Seules la France et la Suède font exception dans l’UE, en produisant leurs propres chasseurs, le Rafale (nouvelle fenêtre) pour la première, le Gripen pour la seconde, des appareils qui équipent aussi certains de nos partenaires européens, mais marginalement par rapport à l’hégémonie du F35. Quant à l’Eurofighter, il équipe principalement, mais seulement pour partie, les armées des pays qui composent son consortium : l’Allemagne, l’Italie, le Royaume-Uni, et l’Espagne. Pour se renforcer sans financer en même temps l’industrie militaire américaine, l’Europe devrait donc non seulement disposer d’un rival solide face au F35, mais aussi mettre sur pied des outils de production d’un tout autre calibre que ceux dont elle dispose. Le Rafale peut rivaliser avec son concurrent américain, même s’il lui manque la furtivité et que sa trop grande polyvalence l’a longtemps pénalisé, mais son prix de vente et de maintenance reste rédhibitoire (nouvelle fenêtre) pour les petits pays.

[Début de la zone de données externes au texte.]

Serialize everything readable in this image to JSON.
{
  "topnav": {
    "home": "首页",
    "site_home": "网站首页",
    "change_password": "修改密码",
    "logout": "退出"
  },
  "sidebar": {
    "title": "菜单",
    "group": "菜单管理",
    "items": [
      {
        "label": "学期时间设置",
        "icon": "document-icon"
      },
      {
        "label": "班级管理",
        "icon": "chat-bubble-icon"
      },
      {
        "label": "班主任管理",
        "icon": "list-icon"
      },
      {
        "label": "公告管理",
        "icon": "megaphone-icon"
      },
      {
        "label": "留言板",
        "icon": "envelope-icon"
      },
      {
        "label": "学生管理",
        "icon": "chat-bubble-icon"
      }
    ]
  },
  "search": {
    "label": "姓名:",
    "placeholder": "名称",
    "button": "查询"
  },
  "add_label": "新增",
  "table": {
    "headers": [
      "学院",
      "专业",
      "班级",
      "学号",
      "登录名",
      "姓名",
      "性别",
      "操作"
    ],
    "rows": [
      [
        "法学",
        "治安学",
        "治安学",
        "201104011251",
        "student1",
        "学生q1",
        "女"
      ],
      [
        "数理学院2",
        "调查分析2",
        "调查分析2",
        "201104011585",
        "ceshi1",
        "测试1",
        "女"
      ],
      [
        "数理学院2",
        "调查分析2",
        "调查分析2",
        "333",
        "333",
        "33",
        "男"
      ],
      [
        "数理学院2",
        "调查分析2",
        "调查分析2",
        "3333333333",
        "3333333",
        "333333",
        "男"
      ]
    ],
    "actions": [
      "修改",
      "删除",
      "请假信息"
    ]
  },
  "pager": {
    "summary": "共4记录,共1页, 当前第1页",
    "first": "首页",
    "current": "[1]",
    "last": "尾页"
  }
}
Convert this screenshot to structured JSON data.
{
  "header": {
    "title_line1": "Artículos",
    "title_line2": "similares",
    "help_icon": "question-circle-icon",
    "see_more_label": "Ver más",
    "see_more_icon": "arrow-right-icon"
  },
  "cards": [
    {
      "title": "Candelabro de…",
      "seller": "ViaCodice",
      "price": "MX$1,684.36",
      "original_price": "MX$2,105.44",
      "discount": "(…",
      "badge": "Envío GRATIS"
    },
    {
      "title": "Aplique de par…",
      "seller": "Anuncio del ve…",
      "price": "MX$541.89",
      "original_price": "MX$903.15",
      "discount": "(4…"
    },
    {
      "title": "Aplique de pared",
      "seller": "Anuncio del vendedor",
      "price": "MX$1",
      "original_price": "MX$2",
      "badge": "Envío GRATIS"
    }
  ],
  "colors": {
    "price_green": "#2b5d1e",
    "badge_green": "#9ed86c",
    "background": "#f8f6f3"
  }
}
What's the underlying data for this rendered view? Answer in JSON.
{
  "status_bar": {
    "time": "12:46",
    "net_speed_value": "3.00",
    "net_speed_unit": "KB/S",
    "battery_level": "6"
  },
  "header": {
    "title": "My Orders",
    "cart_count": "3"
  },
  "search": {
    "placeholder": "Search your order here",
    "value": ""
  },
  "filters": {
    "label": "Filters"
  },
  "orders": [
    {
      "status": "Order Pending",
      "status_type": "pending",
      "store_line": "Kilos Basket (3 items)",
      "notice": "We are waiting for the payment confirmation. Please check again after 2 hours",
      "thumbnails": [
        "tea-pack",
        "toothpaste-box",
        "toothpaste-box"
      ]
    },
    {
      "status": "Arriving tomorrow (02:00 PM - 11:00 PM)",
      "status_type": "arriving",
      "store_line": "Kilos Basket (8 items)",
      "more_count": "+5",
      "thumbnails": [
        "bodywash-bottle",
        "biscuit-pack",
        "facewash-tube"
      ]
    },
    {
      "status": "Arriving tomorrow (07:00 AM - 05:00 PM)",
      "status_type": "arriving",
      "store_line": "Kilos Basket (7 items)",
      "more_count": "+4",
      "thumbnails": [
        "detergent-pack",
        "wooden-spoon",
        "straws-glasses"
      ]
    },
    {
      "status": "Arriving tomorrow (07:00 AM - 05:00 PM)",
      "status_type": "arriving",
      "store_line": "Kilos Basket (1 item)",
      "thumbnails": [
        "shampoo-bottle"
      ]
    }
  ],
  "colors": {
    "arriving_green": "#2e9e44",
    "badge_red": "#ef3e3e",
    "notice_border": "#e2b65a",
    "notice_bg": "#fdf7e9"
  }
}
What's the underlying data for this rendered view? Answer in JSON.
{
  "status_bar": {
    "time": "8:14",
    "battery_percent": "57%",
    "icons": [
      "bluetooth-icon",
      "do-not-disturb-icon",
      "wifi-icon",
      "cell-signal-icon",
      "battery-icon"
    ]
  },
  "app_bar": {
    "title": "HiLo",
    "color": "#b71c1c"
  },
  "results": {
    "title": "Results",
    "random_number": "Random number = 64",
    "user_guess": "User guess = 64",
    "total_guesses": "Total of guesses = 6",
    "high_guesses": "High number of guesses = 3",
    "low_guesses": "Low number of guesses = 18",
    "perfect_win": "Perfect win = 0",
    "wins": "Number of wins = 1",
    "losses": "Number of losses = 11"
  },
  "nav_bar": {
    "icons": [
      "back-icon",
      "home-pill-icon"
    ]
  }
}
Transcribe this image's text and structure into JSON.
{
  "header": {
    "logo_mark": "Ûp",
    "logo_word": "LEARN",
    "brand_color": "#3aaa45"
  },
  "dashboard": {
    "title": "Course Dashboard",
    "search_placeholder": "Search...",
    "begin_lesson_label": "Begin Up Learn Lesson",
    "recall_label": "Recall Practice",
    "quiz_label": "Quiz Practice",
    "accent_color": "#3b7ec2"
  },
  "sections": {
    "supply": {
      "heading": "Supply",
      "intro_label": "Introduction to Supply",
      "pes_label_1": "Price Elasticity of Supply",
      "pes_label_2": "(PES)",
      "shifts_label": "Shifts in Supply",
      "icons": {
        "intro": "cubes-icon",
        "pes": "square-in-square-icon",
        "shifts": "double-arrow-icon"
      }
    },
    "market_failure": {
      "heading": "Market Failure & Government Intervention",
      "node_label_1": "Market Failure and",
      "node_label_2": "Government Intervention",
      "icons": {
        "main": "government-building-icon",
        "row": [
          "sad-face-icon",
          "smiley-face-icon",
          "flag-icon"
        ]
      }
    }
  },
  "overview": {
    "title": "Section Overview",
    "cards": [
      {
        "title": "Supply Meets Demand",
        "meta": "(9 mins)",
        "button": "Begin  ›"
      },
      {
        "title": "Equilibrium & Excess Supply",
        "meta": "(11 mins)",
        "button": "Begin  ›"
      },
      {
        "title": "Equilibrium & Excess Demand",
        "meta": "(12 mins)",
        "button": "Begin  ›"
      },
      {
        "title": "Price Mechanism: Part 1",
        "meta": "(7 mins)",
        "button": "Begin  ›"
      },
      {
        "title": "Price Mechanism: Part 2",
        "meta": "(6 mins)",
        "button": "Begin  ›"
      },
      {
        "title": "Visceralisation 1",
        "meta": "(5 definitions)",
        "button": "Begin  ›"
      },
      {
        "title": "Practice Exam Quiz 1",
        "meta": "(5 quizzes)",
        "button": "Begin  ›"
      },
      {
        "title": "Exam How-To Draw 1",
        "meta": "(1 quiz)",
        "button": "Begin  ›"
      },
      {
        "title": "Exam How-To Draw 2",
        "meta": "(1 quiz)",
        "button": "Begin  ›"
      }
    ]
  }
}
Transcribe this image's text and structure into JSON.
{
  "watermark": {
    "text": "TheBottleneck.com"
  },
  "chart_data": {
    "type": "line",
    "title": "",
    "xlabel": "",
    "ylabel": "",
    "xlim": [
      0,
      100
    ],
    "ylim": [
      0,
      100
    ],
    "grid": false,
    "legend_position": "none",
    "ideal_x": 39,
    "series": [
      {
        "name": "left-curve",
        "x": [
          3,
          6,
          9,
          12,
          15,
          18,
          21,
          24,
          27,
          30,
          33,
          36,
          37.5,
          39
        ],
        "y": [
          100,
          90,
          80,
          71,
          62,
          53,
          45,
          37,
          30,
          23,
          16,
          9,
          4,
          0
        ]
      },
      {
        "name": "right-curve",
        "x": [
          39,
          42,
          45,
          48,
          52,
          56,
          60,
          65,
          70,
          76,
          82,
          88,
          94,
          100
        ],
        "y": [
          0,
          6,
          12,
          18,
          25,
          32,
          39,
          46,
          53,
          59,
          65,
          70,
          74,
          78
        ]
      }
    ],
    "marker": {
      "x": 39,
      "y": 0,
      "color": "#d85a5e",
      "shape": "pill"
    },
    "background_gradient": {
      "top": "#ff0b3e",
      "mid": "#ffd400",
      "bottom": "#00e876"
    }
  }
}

« Si les États-Unis attaquaient le Groenland, aucun pays européen ne pourrait faire décoller ses F-35 pour le défendre, car ils ont un système de blocage si le plan de vol ne convient pas au Pentagone », affirmait récemment le député LR européen Christophe Gomart, dans un entretien rapporté par Libération (nouvelle fenêtre). Une hypothèse crédible, selon un ancien pilote contacté par le quotidien. La perte « des clés de cryptage et de l’approvisionnement en pièces de rechange » pourrait ainsi clouer au sol la flotte des pays européens en quelques jours, si les États-Unis pratiquaient le plus haut degré de coercition contre ses ex-alliés.
Les réponses sont en fait nuancées, de la part d’autres militaires, quant à une impossibilité totale de faire voler une flotte de F35, si les États-Unis en décidaient ainsi. Mais les problèmes d’exploitation seraient de toute façon multipliés, faute d’une maintenance suivie, et à cause de l’armement emporté par les appareils, lui aussi très majoritairement de facture américaine.
Les exercices militaires à grande échelle entre pays européens réalisés ces toutes dernières années tendent à mettre en lumière la difficulté à coordonner des contingents dont les systèmes opérationnels sont très différents. La construction d’une véritable défense européenne passerait donc par la mise sur pied d’une industrie militaire sur le Vieux continent. Si 25 firmes d’armement européennes font partie des 100 plus importantes au monde, le sommet de ce classement est littéralement monopolisé par les sociétés américaines, qui fournissent notamment les cinq leaders mondiaux.
Un défi que l’Europe peut relever, mais dans une perspective beaucoup plus lointaine que ne l’exige la guerre qui se déroule actuellement sur le sol ukrainien, qu’un accord sous supervision américaine pourrait stopper prochainement aux seules conditions de Moscou.